Brunt here is bang on, encapsulating the fucked up moment we’re about to enter this winter. And what really stings is that, while it’s a moment that was partly setup by the club’s failure this season– for a number of reasons, including terrible luck with injury and the progression of young players– it’s also been setup by the choices the team, and especially ownership, made last season with respect to money.
I’ve maintained all along that what Alex Anthopoulos was selling was what appeared to be a way past the must-spend moments that so blew up in the face of his predecessor. Yet now here we are. The luxury Anthopoulos had last year to sit back and not pay the prices required to improve his club no longer exists, and he must find a way to spend big, and spend wisely.
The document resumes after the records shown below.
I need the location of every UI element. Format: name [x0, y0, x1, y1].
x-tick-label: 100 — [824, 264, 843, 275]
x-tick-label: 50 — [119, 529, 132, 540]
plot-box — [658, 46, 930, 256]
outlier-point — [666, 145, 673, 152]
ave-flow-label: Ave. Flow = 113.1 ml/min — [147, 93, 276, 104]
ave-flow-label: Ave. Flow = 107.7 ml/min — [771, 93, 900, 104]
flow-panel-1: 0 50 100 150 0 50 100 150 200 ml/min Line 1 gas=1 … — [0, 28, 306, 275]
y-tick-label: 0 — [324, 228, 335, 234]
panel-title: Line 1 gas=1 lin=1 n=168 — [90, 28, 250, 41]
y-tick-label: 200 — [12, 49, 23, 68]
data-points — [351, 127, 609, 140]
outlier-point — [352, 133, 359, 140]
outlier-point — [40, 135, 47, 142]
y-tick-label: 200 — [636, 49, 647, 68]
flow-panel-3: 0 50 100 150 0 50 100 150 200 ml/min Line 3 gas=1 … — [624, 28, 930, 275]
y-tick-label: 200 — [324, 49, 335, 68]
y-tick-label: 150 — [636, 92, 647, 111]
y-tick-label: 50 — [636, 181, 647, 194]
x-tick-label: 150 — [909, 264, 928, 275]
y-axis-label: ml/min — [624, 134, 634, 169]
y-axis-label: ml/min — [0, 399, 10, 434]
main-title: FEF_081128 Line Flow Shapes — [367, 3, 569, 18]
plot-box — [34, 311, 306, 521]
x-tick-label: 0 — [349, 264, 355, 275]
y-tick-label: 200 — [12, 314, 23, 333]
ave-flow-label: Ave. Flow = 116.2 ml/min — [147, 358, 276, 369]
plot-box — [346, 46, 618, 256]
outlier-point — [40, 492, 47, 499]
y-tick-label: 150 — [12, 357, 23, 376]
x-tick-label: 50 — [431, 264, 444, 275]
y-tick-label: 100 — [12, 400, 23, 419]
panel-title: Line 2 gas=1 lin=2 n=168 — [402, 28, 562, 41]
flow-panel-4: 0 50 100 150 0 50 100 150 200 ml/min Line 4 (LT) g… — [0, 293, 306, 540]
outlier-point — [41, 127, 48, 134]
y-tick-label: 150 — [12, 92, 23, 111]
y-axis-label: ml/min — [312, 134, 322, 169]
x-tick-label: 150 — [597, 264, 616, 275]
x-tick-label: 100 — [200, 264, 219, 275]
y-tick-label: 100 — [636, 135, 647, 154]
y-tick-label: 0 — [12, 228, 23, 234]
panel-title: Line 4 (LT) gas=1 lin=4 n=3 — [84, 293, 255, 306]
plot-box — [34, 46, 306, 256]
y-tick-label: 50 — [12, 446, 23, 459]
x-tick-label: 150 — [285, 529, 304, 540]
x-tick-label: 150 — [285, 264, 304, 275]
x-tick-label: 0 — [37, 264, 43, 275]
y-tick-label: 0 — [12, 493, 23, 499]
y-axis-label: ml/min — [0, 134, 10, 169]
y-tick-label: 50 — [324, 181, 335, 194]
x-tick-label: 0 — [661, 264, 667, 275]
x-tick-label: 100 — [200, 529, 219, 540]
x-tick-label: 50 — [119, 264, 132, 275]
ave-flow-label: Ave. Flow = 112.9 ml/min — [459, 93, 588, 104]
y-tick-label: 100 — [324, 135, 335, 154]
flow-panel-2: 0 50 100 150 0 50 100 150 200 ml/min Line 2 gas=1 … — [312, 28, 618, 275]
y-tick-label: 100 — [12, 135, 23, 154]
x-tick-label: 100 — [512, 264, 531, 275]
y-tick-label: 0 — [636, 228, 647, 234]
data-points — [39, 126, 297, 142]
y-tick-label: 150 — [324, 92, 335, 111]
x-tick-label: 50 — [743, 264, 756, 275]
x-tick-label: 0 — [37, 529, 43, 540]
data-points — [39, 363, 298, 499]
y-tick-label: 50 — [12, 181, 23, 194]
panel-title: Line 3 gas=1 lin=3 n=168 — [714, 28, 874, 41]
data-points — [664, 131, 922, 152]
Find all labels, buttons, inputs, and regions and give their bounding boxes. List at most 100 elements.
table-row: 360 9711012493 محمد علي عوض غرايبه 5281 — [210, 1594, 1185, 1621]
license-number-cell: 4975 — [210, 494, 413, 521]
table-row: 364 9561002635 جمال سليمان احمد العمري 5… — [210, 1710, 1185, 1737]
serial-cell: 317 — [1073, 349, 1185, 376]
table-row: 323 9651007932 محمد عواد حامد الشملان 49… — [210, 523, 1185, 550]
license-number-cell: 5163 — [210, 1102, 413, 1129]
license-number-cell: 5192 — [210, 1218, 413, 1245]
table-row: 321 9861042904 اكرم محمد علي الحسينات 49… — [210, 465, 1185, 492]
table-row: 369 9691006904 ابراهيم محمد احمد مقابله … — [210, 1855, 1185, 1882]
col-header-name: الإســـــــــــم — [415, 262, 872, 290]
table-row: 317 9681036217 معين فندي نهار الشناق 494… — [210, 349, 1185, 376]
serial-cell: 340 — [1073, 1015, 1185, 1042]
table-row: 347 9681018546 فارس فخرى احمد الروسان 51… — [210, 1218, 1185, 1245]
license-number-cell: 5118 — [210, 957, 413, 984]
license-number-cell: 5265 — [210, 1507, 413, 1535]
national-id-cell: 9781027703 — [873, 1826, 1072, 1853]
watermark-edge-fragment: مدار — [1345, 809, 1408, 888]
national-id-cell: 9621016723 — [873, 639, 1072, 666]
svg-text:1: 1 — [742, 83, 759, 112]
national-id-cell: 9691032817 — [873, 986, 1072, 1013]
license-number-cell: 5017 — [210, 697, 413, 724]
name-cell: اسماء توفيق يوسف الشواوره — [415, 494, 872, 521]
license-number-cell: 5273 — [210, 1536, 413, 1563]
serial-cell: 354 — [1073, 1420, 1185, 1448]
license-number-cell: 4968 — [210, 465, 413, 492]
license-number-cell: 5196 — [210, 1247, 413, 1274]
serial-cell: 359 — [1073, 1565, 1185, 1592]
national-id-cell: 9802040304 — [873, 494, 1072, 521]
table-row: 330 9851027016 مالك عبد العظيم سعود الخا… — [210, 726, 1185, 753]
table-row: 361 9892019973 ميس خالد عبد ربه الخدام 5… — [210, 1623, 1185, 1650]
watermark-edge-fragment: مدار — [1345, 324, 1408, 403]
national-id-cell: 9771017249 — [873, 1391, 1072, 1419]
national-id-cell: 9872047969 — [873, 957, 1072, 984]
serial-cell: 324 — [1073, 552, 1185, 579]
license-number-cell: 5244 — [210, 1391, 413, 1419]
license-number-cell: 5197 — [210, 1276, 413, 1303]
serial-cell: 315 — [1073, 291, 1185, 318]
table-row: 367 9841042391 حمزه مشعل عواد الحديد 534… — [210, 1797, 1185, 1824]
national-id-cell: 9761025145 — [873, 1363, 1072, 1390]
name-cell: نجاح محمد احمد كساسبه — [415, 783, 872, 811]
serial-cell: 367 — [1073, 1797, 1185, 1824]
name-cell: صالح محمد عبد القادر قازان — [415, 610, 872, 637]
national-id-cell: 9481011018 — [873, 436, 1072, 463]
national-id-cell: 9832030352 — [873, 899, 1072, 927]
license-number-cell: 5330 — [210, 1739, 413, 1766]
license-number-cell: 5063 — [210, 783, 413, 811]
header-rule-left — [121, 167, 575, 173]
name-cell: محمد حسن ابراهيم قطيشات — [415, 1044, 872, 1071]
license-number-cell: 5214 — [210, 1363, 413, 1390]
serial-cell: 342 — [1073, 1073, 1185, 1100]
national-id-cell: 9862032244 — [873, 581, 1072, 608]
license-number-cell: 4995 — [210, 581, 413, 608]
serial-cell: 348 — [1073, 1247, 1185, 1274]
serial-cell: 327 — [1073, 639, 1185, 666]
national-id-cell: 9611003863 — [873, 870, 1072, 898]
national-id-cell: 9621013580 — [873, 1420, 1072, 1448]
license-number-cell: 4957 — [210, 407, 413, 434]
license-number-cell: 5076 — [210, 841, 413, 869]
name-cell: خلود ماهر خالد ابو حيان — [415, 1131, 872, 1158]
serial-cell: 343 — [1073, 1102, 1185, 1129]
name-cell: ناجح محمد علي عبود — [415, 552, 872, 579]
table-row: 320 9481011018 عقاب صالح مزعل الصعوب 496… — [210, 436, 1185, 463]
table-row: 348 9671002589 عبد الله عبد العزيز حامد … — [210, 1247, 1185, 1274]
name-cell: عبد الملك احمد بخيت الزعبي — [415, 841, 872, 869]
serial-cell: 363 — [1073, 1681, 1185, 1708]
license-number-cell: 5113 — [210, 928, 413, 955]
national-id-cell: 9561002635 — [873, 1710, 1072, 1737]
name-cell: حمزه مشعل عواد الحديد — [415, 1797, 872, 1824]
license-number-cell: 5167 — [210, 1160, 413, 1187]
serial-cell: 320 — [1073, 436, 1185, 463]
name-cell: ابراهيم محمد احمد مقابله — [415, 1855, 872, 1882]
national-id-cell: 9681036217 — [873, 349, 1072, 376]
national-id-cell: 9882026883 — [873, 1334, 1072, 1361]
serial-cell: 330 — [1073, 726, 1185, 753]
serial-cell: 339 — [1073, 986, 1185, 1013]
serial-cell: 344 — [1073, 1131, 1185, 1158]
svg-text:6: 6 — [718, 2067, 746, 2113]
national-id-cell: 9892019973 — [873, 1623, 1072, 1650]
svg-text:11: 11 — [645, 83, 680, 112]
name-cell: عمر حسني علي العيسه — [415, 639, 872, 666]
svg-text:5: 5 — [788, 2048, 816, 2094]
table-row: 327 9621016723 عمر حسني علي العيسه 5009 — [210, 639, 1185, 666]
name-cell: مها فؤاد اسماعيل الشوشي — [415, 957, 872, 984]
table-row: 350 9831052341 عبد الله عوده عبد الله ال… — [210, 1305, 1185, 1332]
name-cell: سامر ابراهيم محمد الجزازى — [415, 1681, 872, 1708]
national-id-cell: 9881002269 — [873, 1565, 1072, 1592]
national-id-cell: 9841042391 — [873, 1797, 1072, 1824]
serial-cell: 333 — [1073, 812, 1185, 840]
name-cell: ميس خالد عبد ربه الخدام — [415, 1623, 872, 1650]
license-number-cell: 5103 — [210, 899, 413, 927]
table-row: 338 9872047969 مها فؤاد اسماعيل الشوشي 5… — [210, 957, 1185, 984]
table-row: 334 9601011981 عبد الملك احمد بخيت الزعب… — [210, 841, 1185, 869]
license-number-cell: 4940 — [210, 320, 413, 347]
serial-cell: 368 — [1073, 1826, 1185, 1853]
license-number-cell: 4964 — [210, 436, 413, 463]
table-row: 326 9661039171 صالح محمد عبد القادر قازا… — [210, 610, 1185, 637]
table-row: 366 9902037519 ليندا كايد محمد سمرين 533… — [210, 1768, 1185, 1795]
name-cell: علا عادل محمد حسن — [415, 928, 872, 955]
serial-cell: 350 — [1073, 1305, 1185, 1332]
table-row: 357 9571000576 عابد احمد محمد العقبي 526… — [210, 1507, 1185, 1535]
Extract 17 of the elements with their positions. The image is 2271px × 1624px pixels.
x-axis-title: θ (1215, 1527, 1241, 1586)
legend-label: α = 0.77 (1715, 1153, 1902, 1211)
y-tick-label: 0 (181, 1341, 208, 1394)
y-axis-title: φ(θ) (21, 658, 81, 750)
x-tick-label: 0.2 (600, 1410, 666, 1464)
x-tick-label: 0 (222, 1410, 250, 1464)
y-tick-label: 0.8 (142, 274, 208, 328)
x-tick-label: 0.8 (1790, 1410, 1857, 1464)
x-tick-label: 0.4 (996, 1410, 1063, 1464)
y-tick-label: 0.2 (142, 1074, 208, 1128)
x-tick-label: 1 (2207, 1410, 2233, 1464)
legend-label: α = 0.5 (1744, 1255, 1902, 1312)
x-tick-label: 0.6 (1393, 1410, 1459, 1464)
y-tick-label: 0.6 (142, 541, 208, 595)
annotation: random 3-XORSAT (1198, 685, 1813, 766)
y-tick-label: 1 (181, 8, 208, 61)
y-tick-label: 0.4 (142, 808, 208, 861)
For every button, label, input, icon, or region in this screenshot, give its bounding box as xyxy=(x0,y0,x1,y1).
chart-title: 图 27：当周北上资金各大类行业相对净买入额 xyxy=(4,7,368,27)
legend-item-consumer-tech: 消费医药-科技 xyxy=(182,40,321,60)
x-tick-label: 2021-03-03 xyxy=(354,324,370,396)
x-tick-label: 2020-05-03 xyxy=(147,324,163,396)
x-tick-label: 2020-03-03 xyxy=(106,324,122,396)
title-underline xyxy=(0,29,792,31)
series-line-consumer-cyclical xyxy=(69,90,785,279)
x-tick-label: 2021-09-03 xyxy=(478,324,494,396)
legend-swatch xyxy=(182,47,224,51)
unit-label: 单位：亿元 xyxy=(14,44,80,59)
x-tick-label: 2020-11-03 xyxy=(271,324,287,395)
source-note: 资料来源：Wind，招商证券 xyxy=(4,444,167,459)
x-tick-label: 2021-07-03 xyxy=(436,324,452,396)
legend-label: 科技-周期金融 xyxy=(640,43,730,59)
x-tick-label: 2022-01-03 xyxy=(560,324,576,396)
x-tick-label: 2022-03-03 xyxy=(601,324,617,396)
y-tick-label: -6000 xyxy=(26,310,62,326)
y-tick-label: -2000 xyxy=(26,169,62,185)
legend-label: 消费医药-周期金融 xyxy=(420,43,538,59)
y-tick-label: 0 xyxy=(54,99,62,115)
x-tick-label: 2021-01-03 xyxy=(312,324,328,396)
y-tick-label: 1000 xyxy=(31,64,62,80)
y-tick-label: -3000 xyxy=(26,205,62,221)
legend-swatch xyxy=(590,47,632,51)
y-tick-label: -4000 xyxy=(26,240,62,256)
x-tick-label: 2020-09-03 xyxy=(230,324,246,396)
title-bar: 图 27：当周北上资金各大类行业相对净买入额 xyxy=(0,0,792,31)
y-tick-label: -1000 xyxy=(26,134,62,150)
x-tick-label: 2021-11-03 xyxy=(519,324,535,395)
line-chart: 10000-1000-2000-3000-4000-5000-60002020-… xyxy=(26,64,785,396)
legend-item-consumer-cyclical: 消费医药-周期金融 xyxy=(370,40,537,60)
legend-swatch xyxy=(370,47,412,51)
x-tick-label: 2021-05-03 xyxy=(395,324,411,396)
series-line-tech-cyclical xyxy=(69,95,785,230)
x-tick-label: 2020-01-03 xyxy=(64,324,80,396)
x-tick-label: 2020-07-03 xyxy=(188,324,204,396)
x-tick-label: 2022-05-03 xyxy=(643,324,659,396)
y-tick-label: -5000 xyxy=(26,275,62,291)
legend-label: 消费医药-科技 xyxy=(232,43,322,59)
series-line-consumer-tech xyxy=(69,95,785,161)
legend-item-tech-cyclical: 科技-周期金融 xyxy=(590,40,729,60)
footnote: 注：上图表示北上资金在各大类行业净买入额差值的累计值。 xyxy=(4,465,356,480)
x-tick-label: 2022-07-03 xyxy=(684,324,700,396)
Obviously, that’s one hell of a trick to have to pull off.
“You get back to the money thing, number one,” Brunt explains. “The spending will be determined to some degree by who’s on the market and what the market demands. And some of the stories that have come out just in the last little while– Carlos Beltran: the Jays offered him more money and more term and he turned it down. So, guys have got to want to come here, with Toronto as the highest bidder. There are going to be certain kinds of players who are not on the market– not a lot of starting pitchers on the market this year– so that means trades and taking on salary in different ways and acquiring players in different ways, so– look, it’s going to be a very, very significant off-season for this team, I think, and I think that Beeston being extended for however long he’s been extended for, I think both he and Alex Anthopoulos are kind of on the line here. This is their moment to be creative, and the ownership is on the line, because they’re going to have to support them.”
Precisely. It’s going to be a damn interesting winter. It better be.